To help prevent situations like this, you need to inoculate yourself by identifying as many of your own negative messages as you can. When you spot them, take steps to neutralize them. Here’s how: Schedule some quiet time when you can think without interruption. Then begin with the following two exercises.
2 Exercises to Control Your Irrational Behaviors
Exercise 1: Back to the Future
This exercise will empower you to spot many of the crazy ideas you’re carrying around in your head. When you bring these ideas from your past out into the open and analyze them, they’ll begin to lose much of their hold over you. In addition, you’ll be able to identify your default responses to various situations and decide if your defaults are serving you well or not. Once you’ve finished this exercise, you’ll see things more clearly—and you’ll have fewer buttons for irrational people to push.
Here’s how it works.
- Think about and then write down the most important events in your life. Make your list from these possibilities or others:
- Your first day of school
- Summer vacations
- Experiences with brothers or sisters
- Fights you got into
- Triumphs and losses
- Your first sexual experience
- Problems with the law
- Your most embarrassing/shameful incidents
Start chronologically and describe each event in writing. Don’t edit yourself. Just write down your words as they come to your mind.
- Wait a day and then look at your list again. Select the most positive and most negative events that happened in each of the following stages:
- Your early childhood
- Your later childhood
- Your preteen years
- Your adolescence
- Your adulthood (if you are old enough, break this down into early, middle, and late adulthood)

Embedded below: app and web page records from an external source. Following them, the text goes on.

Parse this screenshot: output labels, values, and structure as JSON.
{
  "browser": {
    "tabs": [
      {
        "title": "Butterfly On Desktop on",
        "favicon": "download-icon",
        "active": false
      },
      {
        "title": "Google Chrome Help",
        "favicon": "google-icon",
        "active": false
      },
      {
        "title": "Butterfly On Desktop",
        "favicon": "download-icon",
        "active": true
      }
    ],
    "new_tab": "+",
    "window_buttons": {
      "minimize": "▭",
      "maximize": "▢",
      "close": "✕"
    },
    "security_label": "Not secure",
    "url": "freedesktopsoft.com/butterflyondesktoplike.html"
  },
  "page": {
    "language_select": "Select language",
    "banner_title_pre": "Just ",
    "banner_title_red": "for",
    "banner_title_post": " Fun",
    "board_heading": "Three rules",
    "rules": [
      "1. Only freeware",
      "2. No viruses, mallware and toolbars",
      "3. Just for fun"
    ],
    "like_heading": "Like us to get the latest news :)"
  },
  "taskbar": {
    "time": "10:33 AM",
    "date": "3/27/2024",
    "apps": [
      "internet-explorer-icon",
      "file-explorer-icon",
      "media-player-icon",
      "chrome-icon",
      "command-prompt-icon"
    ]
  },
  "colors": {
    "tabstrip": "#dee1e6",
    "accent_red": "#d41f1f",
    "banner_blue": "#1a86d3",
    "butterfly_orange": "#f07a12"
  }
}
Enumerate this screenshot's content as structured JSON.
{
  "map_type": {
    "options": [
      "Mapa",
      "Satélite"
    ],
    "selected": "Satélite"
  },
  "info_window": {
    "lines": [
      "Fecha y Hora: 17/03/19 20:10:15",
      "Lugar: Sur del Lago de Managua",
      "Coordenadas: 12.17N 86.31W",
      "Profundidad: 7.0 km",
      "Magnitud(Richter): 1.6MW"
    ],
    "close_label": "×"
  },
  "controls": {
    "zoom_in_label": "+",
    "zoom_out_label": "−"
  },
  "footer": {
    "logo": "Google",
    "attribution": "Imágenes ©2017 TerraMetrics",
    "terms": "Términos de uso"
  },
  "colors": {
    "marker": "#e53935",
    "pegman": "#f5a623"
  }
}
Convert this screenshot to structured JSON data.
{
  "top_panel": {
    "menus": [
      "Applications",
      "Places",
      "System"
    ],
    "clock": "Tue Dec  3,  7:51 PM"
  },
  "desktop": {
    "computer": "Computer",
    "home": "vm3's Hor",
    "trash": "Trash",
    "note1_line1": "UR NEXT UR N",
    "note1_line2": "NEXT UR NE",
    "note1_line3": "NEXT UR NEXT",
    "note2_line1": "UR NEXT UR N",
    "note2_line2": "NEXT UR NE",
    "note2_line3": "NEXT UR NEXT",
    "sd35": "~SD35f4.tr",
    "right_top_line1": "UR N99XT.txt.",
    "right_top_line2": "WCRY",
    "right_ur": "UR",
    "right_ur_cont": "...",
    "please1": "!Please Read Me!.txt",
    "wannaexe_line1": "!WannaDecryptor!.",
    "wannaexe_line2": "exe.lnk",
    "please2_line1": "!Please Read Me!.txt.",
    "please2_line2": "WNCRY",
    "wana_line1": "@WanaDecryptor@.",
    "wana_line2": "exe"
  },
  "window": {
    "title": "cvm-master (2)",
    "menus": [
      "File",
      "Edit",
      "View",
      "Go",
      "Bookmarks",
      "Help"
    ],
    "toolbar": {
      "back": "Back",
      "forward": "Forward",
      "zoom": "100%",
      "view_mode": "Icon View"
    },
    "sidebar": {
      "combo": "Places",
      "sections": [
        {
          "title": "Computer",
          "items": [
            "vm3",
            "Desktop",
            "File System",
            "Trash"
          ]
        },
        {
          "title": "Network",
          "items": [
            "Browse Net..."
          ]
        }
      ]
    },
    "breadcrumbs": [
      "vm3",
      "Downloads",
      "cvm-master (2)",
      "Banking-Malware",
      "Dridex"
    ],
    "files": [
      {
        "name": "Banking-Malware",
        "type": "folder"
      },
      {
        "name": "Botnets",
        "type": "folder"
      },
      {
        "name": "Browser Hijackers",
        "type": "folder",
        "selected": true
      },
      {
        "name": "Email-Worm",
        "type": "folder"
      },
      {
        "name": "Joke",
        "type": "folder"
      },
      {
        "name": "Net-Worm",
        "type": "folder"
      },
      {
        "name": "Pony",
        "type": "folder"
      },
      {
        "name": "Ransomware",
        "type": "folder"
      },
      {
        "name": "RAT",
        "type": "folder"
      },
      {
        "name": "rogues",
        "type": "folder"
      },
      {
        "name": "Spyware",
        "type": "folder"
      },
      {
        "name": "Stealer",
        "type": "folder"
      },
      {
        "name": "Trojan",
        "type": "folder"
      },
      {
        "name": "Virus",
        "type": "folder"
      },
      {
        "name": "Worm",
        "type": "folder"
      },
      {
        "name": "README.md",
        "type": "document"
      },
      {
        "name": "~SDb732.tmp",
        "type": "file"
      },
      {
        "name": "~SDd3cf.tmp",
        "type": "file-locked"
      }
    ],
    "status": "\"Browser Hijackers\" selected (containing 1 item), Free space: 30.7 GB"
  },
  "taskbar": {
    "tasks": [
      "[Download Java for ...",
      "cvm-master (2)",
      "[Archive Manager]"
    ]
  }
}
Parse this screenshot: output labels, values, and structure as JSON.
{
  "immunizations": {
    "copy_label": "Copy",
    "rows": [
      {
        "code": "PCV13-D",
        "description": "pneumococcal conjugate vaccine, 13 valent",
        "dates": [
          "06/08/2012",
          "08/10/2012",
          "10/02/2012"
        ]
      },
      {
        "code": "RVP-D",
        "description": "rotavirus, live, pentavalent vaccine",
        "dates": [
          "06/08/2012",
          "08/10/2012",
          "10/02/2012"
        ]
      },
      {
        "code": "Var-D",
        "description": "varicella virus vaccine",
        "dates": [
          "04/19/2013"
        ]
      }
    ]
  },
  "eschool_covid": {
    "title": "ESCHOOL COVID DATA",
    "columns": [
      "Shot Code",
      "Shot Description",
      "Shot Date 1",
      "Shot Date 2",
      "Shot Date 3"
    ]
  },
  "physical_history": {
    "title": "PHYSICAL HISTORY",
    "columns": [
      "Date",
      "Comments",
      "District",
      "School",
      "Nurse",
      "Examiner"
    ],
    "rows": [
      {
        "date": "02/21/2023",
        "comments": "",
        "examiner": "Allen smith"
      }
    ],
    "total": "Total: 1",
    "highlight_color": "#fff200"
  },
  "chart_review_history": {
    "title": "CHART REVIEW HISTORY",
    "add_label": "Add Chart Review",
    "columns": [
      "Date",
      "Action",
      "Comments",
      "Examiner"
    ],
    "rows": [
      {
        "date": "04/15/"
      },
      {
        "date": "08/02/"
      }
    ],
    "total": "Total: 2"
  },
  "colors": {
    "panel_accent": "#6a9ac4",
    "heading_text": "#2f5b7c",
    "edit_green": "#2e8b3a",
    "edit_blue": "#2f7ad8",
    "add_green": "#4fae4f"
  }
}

- For each event, answer these questions:
- What happened? What were your immediate thoughts, feelings, and reactions?
- What did the people you looked to for support do or say during or after the event? What did you think and feel as a result?
- What actions did you take, and what were the consequences?
- What beliefs did you form about yourself and the people around you, and how safe or unsafe did you feel as a result of the event?
- Either on your own or with the help of a friend or partner, ask yourself these questions:
- Are the beliefs you formed during these experiences limiting how you live today?
- If the beliefs made sense at the moment after the event, do they serve you well now?
- Do the beliefs you formed after negative events seem to have more of a grip on you today than the beliefs you formed after positive events?
- Can you spot any buttons you have as a result of these experiences?
- Finally, and most important, if an event similar to one you experienced in the past happens again in the future, can you think of a new response and/or different belief that would better serve you?
Exercise 2: Back to the Future—One More Time
For this exercise, follow the same process you did in the first exercise. However, think specifically about events that involved the irrational person you’re trying to reach. As you identify your negative ideas from your past, consider how this person might use your resulting buttons against you.
Once you’ve done these exercises, you’ll have more insight into the negative baggage you’ve been carrying around. And that’s a good start.